World Properties without World Models: Recovering Spatial and Temporal Structure from Co-occurrence Statistics in Static Word Embeddings
This work challenges the interpretation of LLM internal representations for researchers studying how LLMs encode world knowledge, suggesting that simpler text statistics already capture significant spatial and temporal structure.
This paper investigates whether spatial and temporal information is inherently present in static word embeddings, rather than solely in large language model (LLM) hidden states. By applying ridge regression probes to GloVe and Word2Vec embeddings, the authors recovered substantial geographic signals (R^2 values of 0.71-0.87 for city coordinates) and reliable temporal signals (R^2 values of 0.48-0.52 for historical birth years).
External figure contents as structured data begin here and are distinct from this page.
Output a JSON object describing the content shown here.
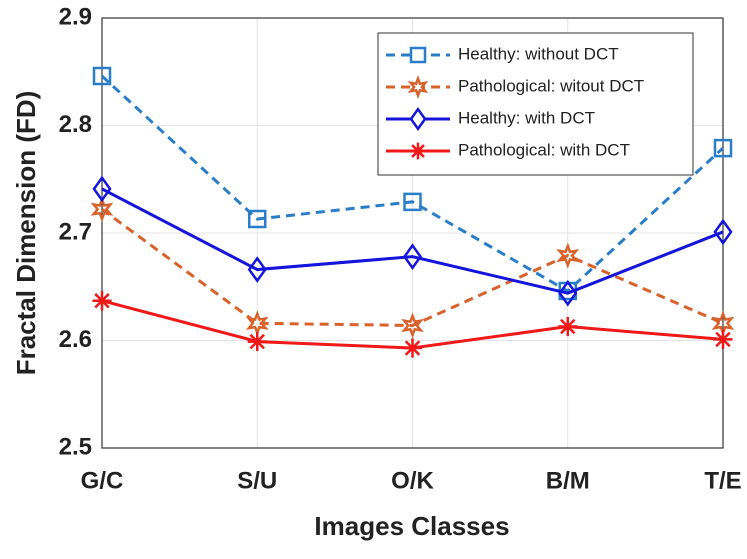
{
  "chart_data": {
    "type": "line",
    "categories": [
      "G/C",
      "S/U",
      "O/K",
      "B/M",
      "T/E"
    ],
    "series": [
      {
        "name": "Healthy: without DCT",
        "color": "#2a7ec9",
        "style": "dashed",
        "marker": "square",
        "values": [
          2.846,
          2.713,
          2.729,
          2.646,
          2.779
        ]
      },
      {
        "name": "Pathological: witout DCT",
        "color": "#d9622b",
        "style": "dashed",
        "marker": "star",
        "values": [
          2.722,
          2.616,
          2.614,
          2.679,
          2.616
        ]
      },
      {
        "name": "Healthy: with DCT",
        "color": "#1414dc",
        "style": "solid",
        "marker": "diamond",
        "values": [
          2.741,
          2.666,
          2.678,
          2.644,
          2.701
        ]
      },
      {
        "name": "Pathological: with DCT",
        "color": "#f01818",
        "style": "solid",
        "marker": "asterisk",
        "values": [
          2.637,
          2.599,
          2.593,
          2.613,
          2.601
        ]
      }
    ],
    "xlabel": "Images Classes",
    "ylabel": "Fractal Dimension (FD)",
    "ylim": [
      2.5,
      2.9
    ],
    "yticks": [
      2.5,
      2.6,
      2.7,
      2.8,
      2.9
    ],
    "grid": true,
    "legend": "upper right"
  }
}
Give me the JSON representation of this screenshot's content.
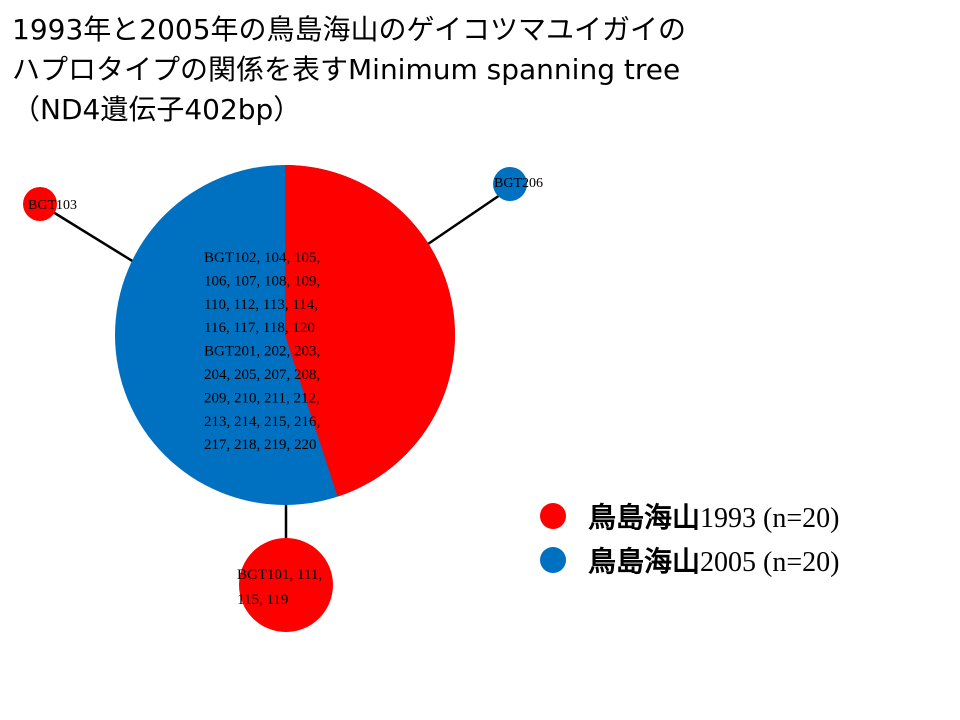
{
  "title": {
    "line1": "1993年と2005年の鳥島海山のゲイコツマユイガイの",
    "line2": "ハプロタイプの関係を表すMinimum spanning tree",
    "line3": "（ND4遺伝子402bp）"
  },
  "colors": {
    "year_1993": "#ff0000",
    "year_2005": "#0070c0",
    "edge": "#000000"
  },
  "nodes": {
    "central": {
      "share_1993": 0.45,
      "share_2005": 0.55,
      "label_lines": [
        "BGT102, 104, 105,",
        "106, 107, 108, 109,",
        "110, 112, 113, 114,",
        "116, 117, 118, 120",
        "BGT201, 202, 203,",
        "204, 205, 207, 208,",
        "209, 210, 211, 212,",
        "213, 214, 215, 216,",
        "217, 218, 219, 220"
      ]
    },
    "bgt103": {
      "color": "year_1993",
      "label_lines": [
        "BGT103"
      ]
    },
    "bgt206": {
      "color": "year_2005",
      "label_lines": [
        "BGT206"
      ]
    },
    "bgt101": {
      "color": "year_1993",
      "label_lines": [
        "BGT101, 111,",
        "115, 119"
      ]
    }
  },
  "legend": [
    {
      "place": "鳥島海山",
      "rest": "1993 (n=20)",
      "color": "year_1993"
    },
    {
      "place": "鳥島海山",
      "rest": "2005 (n=20)",
      "color": "year_2005"
    }
  ]
}
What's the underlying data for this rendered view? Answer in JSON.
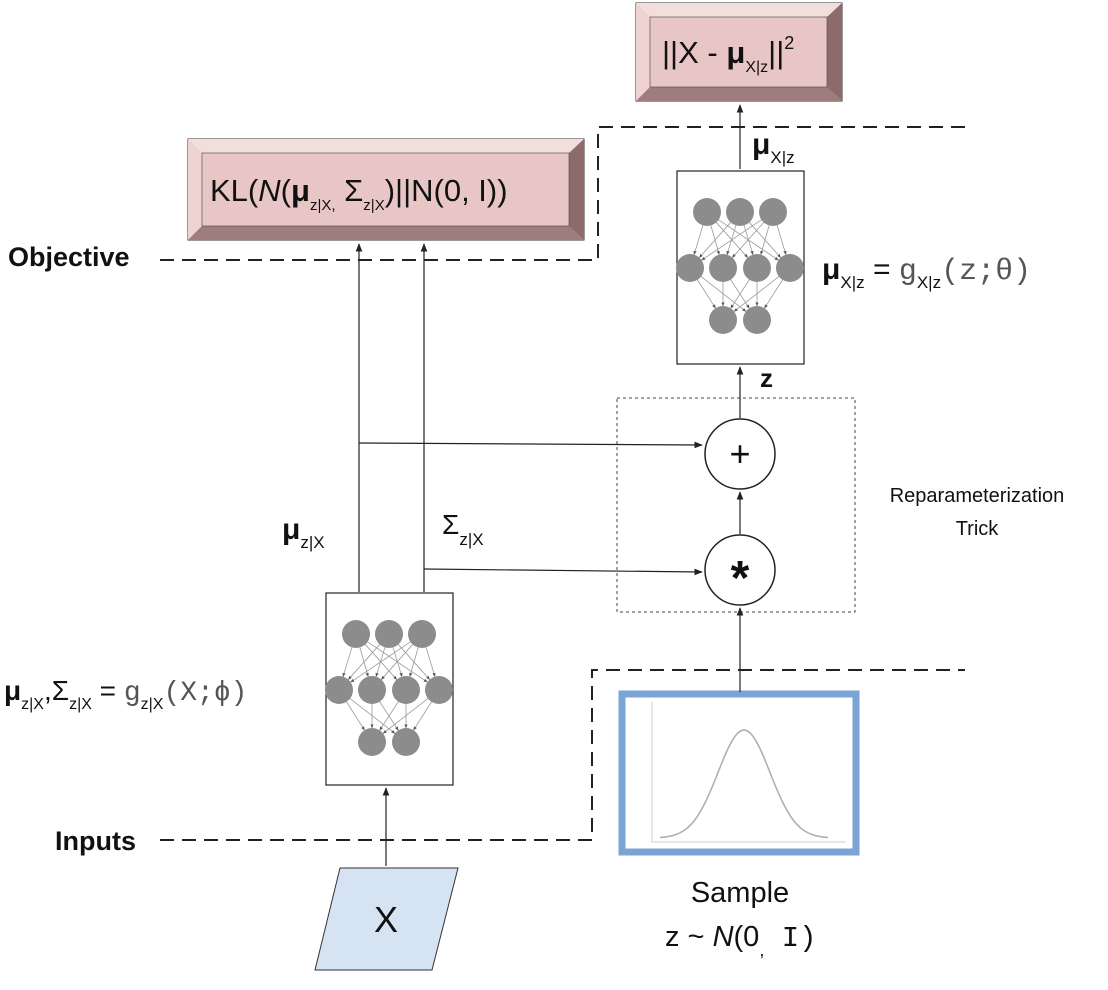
{
  "labels": {
    "objective": "Objective",
    "inputs": "Inputs",
    "reparam_line1": "Reparameterization",
    "reparam_line2": "Trick",
    "sample_line1": "Sample",
    "sample_line2_prefix": "z ~ ",
    "sample_line2_N": "N",
    "sample_line2_args": "(0",
    "sample_line2_comma": ",",
    "sample_line2_I": " I)",
    "z_label": "z",
    "input_x": "X"
  },
  "boxes": {
    "recon_loss": {
      "prefix": "||X - ",
      "mu": "μ",
      "sub": "X|z",
      "suffix": "||",
      "sup": "2"
    },
    "kl_loss": {
      "prefix": "KL(",
      "N": "N",
      "paren": "(",
      "mu": "μ",
      "sub_mu": "z|X,",
      "sigma": " Σ",
      "sub_sigma": "z|X",
      "suffix": ")||N(0, I))"
    }
  },
  "annotations": {
    "mu_x_given_z_top": {
      "symbol": "μ",
      "sub": "X|z"
    },
    "decoder_eq": {
      "symbol": "μ",
      "sub": "X|z",
      "eq": " = ",
      "fn": "g",
      "fn_sub": "X|z",
      "args": "(z;θ)"
    },
    "mu_z_given_x": {
      "symbol": "μ",
      "sub": "z|X"
    },
    "sigma_z_given_x": {
      "symbol": "Σ",
      "sub": "z|X"
    },
    "encoder_eq": {
      "mu": "μ",
      "mu_sub": "z|X",
      "comma": ",",
      "sigma": "Σ",
      "sigma_sub": "z|X",
      "eq": " = ",
      "fn": "g",
      "fn_sub": "z|X",
      "args": "(X;ϕ)"
    }
  },
  "operators": {
    "plus": "+",
    "times": "*"
  },
  "colors": {
    "loss_box_fill": "#e9c6c6",
    "loss_box_side_dark": "#8a6a6a",
    "loss_box_side_light": "#f5e2e2",
    "input_fill": "#d6e3f3",
    "sample_border": "#7aa3d6",
    "neuron_fill": "#8c8c8c",
    "curve": "#b0b0b0"
  }
}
Recent work interprets the linear recoverability of geographic and temporal variables from large language model (LLM) hidden states as evidence for world-like internal representations. We test a simpler possibility: that much of the relevant structure is already latent in text itself. Applying the same class of ridge regression probes to static co-occurrence-based embeddings (GloVe and Word2Vec), we find substantial recoverable geographic signal and weaker but reliable temporal signal, with held-out R^2 values of 0.71-0.87 for city coordinates and 0.48-0.52 for historical birth years. Semantic-neighbor analyses and targeted subspace ablations show that these signals depend strongly on interpretable lexical gradients, especially country names and climate-related vocabulary. These findings suggest that ordinary word co-occurrence preserves richer spatial, temporal, and environmental structure than is often assumed, revealing a remarkable and underappreciated capacity of simple static embeddings to preserve world-shaped structure from text alone. Linear probe recoverability alone therefore does not establish a representational move beyond text.